Turkey’s January current account deficit printed at $7.1bn, above the consensus forecast of $6.9bn. The 12-month rolling deficit rose to $51.6bn (6.0% of estimated GDP) from $47.2bn in December. On the financing side, FDI fell to multi-year lows, as portfolio flows shouldered most of the burden. After the release of balance of payments (BoP) data, the lira began heading south, decoupling from other EM F/X. Several investment banks and investors expressed growing concern with Turkey’s external imbalances.
Sekerbank Research: CAD expected to widen further
C/A deficit likely to increase further to USD53.5bn in February. Preliminary foreign trade data announced by the Ministry of Customs for February indicated a slowdown in the pace of the acceleration in the external deficit. Accordingly, we expect February’s C/A deficit at about USD4.3bn, which would still lead to an increase in the annual C/A deficit to about USD53.5bn, wrote Sekerbank researchers.
Over a longer horizon, tourism is expected to limit the deterioration in the external account, but if the government continues with its current campaign to stimulate the economy, CAD could close 2018 at about 6% of GDP, which had in the past signaled BoP stress.
Goldman Sachs worried
“Portfolio and other investment were more than enough to finance the current account deficit in January and reserves increased by US$4.4bn. Net portfolio inflows were at US$4.9bn, largely driven the US$3.2bn inflow into government debt and US$1.3bn inflow into debt issued by banks. Net other investment inflows at US$7.5bn were also very notable, of which US$4.2bn were due to banks and US$3.4bn due to other sectors. Both banks and other sectors reduced their foreign assets and increased their liabilities.
On our estimates, the current account deficit was 5.5% of GDP in 2017. With the continuing widening of the current account deficit and the increased reliance on portfolio inflows, the external imbalances have once again become a concern for the economic outlook in Turkey” wrote Goldman Sachs research team.
“The current account deficit has widened very sharply and the trade deficit is at levels we’ve only really seen in 2011 and 2013, both of which were followed by sharp currency falls, interest rate hikes and then a sharp slowdown in growth,” “For now, the Turkish economy seems to have been given the benefit of the doubt by investors but I’m concerned how much longer that can last.” Said senior EM economist William Jackson of Capital Economics.
Financing very weak
Sekerbank broke down the financing account for us:
USD1.2bn inflow through the non-residents’ purchase of local government bonds,
– USD2.0bn inflow through the Treasury’s Eurobond issuance,
– USD1.3bn (net) Eurobond issuance by banks,
– USD0.5bn (net) Eurobond issuance by the corporate sector,
– USD1.4bn increase in non-residents’ deposits,
– USD1,2bn through new loans, of which USD1.1bn was granted by the corporate sector,
– USD2.0bn inflow through trade loans,
– USD0.3bn inflow through net FDI,
– And finally, USD2.9bn inflow through banks’ transactions with offshore branches (note
that this item had made a USD3.8bn negative impact in December.

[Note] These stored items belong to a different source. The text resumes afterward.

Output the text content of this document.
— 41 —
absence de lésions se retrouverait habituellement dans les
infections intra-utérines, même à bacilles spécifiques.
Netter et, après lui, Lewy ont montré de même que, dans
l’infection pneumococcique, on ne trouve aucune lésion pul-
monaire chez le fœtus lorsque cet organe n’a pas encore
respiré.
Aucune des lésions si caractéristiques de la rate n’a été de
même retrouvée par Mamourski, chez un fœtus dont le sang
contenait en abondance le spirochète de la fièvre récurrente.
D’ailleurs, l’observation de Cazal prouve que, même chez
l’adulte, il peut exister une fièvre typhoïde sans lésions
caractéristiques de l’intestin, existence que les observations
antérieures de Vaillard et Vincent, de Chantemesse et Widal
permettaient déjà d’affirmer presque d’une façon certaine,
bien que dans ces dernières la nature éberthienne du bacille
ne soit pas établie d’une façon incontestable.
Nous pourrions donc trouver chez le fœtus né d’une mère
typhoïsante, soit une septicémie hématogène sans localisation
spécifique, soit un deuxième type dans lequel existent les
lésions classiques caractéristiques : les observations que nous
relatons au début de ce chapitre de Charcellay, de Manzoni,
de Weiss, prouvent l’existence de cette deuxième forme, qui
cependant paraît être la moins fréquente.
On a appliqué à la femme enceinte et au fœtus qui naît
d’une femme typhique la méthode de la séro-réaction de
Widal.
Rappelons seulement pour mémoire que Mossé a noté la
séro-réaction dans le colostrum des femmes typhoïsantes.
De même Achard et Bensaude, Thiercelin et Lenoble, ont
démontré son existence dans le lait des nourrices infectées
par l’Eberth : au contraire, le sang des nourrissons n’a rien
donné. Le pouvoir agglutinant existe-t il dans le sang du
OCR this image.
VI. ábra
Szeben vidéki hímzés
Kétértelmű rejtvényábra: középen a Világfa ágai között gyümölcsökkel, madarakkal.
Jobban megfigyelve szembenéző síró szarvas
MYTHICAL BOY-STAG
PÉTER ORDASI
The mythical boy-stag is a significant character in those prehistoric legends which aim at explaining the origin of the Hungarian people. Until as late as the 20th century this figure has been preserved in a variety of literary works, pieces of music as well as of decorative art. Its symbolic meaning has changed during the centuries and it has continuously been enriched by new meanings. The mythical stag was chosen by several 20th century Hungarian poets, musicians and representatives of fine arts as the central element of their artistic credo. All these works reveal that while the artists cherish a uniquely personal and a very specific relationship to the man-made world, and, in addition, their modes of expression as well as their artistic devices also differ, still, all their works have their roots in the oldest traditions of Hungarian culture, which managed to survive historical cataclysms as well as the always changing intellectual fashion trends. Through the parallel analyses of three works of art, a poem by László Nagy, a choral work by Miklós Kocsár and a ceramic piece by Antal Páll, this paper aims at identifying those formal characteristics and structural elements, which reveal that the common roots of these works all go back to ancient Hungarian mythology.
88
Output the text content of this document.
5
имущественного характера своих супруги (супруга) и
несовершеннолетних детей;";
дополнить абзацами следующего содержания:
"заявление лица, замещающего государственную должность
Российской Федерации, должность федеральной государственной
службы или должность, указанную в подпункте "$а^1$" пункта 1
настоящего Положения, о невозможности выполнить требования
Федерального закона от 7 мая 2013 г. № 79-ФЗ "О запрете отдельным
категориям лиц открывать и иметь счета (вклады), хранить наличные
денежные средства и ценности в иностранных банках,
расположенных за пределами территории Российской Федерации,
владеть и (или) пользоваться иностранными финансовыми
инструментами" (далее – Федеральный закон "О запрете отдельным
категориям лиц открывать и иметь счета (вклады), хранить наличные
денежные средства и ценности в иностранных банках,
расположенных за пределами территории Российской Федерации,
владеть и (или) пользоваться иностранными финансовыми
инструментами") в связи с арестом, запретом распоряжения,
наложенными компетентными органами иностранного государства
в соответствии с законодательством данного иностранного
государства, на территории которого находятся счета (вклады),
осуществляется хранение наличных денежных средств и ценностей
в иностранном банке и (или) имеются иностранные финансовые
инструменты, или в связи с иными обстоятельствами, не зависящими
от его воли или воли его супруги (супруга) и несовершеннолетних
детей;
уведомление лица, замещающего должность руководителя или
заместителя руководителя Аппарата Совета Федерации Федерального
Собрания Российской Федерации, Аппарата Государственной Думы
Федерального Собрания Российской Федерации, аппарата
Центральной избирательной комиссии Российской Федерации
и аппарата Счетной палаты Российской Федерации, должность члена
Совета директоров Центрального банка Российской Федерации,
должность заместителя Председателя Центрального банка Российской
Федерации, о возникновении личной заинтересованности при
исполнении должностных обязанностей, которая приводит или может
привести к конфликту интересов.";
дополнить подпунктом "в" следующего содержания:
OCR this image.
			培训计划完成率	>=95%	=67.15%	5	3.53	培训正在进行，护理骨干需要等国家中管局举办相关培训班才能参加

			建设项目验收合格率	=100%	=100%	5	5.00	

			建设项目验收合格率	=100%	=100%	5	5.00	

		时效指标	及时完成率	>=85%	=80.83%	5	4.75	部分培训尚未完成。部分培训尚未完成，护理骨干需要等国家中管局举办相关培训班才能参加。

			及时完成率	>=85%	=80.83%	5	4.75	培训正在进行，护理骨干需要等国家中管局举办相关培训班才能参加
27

Turkey’s traditional F/X earner “unidentified flows” (net errors and omission) bled during the month, while FDI fell to post-2009 recession low of $8 bn in annualized terms.
Banks remained reluctant to add to F/X borrowing above and beyond what is required to finance larger trade transactions. Given the recent Moody’s downgrade and leverage troubles at home, it needs to be seen how long the corporate sector can continue to borrow.
Lira sinks, outlook uncertain
After the data print, dollar/TL rose by 0.7%, while annualized yield Turkey’s benchmark 10 year government bond soared to 12.63%, with the bond dropping 2% in value.
Under the current, relatively loose global financial conditions, it will not be a problem to finance the yawning CA gap. However given the most-likely scenario of tightening financial conditions, Turkey will face rising odds of yet another double-digit depreciation of the TL, which kills economic growth and boost inflation.
AKP’s objective of achieving even faster growth to the run-up to November 2019 general and presidential elections creates significant risks of a “road accident”.